Stiennon on Enforcement

Richard Stiennon's blog makes a great point today. He says

"The entire IT security market is focused on protections. This is great as more and more protections by default are deployed. But I believe that enforcement actions must be taken as well. There is some sign that cooperation between enforcement agencies in the UK, Israel, and Russia have been effective. The most important was the breaking up of a ring of cyber-extortionists in 2003 that dramatically slowed the number of DDOS incidents.

As it will be a while before prosperity finds its way to every corner of the globe it is imperative that law enforcement agencies start working together to track down and jail cyber criminals now."

He is completely correct. Remember the risk equation: Risk = Threat x Vulnerability X Cost (of asset). We security practitioners (and our clients) can only really influence the vulnerability aspect of the equation. We can't usually decrease the value of an asset, either. Only those in law enforcement or the military can take direct action against threats. The only real way to eliminate risk is to eliminate the threat. No amount of countermeasures can remove all vulnerabilities and keep a determined adversary from exploiting a target. Making the threat go to zero is the only way to make risk go to zero.

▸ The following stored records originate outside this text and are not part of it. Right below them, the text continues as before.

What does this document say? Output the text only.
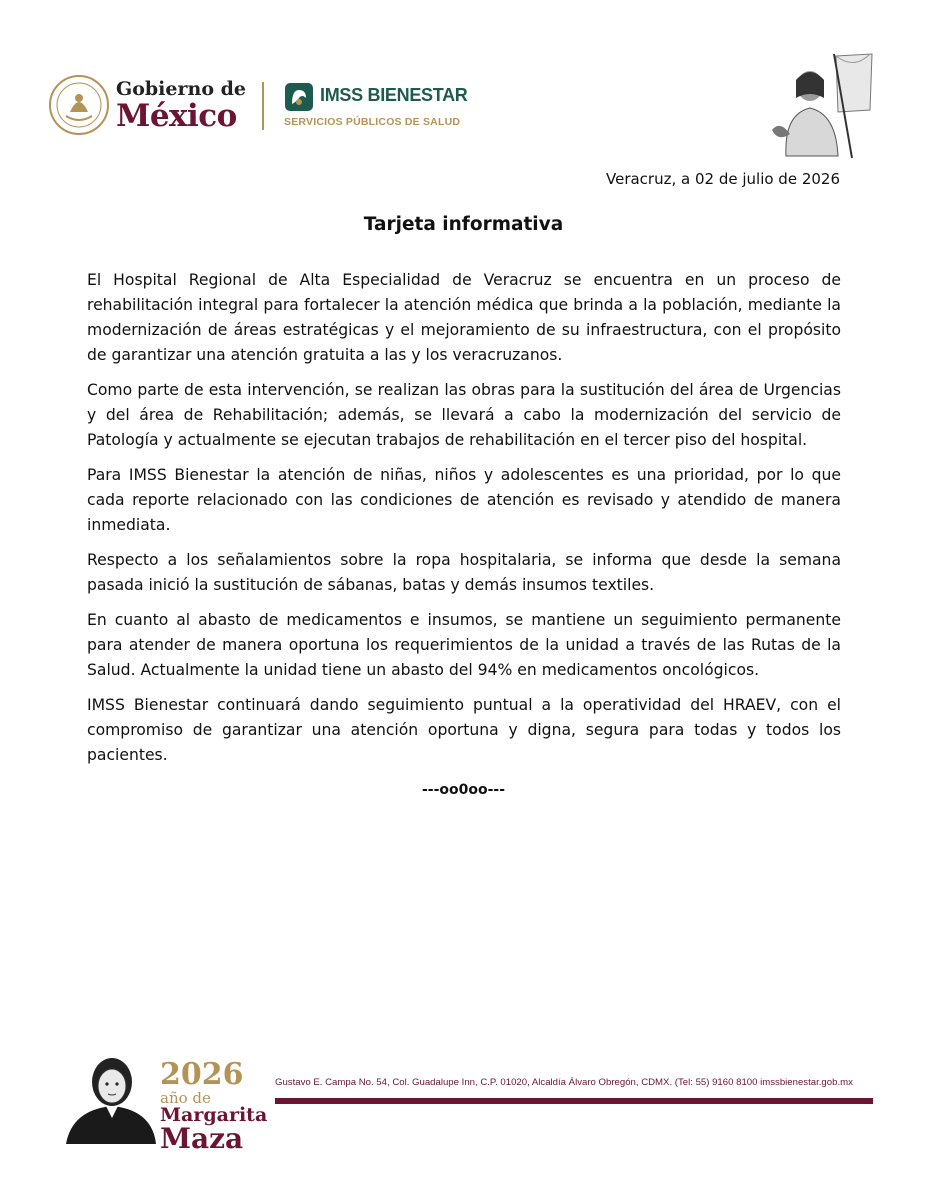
Gobierno de
México
IMSS BIENESTAR
SERVICIOS PÚBLICOS DE SALUD
Veracruz, a 02 de julio de 2026
Tarjeta informativa

El Hospital Regional de Alta Especialidad de Veracruz se encuentra en un proceso de rehabilitación integral para fortalecer la atención médica que brinda a la población, mediante la modernización de áreas estratégicas y el mejoramiento de su infraestructura, con el propósito de garantizar una atención gratuita a las y los veracruzanos.

Como parte de esta intervención, se realizan las obras para la sustitución del área de Urgencias y del área de Rehabilitación; además, se llevará a cabo la modernización del servicio de Patología y actualmente se ejecutan trabajos de rehabilitación en el tercer piso del hospital.

Para IMSS Bienestar la atención de niñas, niños y adolescentes es una prioridad, por lo que cada reporte relacionado con las condiciones de atención es revisado y atendido de manera inmediata.

Respecto a los señalamientos sobre la ropa hospitalaria, se informa que desde la semana pasada inició la sustitución de sábanas, batas y demás insumos textiles.

En cuanto al abasto de medicamentos e insumos, se mantiene un seguimiento permanente para atender de manera oportuna los requerimientos de la unidad a través de las Rutas de la Salud. Actualmente la unidad tiene un abasto del 94% en medicamentos oncológicos.

IMSS Bienestar continuará dando seguimiento puntual a la operatividad del HRAEV, con el compromiso de garantizar una atención oportuna y digna, segura para todas y todos los pacientes.

---oo0oo---
2026
año de
Margarita
Maza
Gustavo E. Campa No. 54, Col. Guadalupe Inn, C.P. 01020, Alcaldía Álvaro Obregón, CDMX. (Tel: 55) 9160 8100 imssbienestar.gob.mx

Stiennon also points out a fascinating Privacy Rights Clearinghouse chronology of data breaches since the ChoicePoint incident.

Comments

Anonymous said…
I completely agree. I think there is a fundamental flaw in the way law enforcement approaches cybercrime; that is, they wait for a large company to complain that they lost X thousands of dollars due to hacking/malware and only then will they open an investigation. Most of the time companies are not going to report an outbreak of Mytob or other worms/viruses, so nothing happens on the investigative front. Meanwhile, the situation for everyone gets worse. The cybercriminals certainly see that there are very few prosecutions (and therefore nothing to fear), and the ones we do hear about are most often due to an informant (as in the Sven Jaschen case) or a "clueless-kid" mistake like tagging your release with your domain which is registered with your home address (such as Jeffrey Parson).

There needs to be a law-enforcement task force actively searching for those who write and release malware in the wild, and they should start at the top of the food chain - the ones who are doing it for profit. Oftentimes, through various clues left in the binary and information shared among researchers, we find out the real identity of various malware authors. Yet not a single one of these cases we have passed along has been seriously investigated by law enforcement. This seems to be because no large company has come forward and complained that they lost substantial money due to this malware. Meanwhile these miscreants are free to continue releasing variant after variant, improving their skills and causing increasing damage worldwide. What ever happened to protecting the public?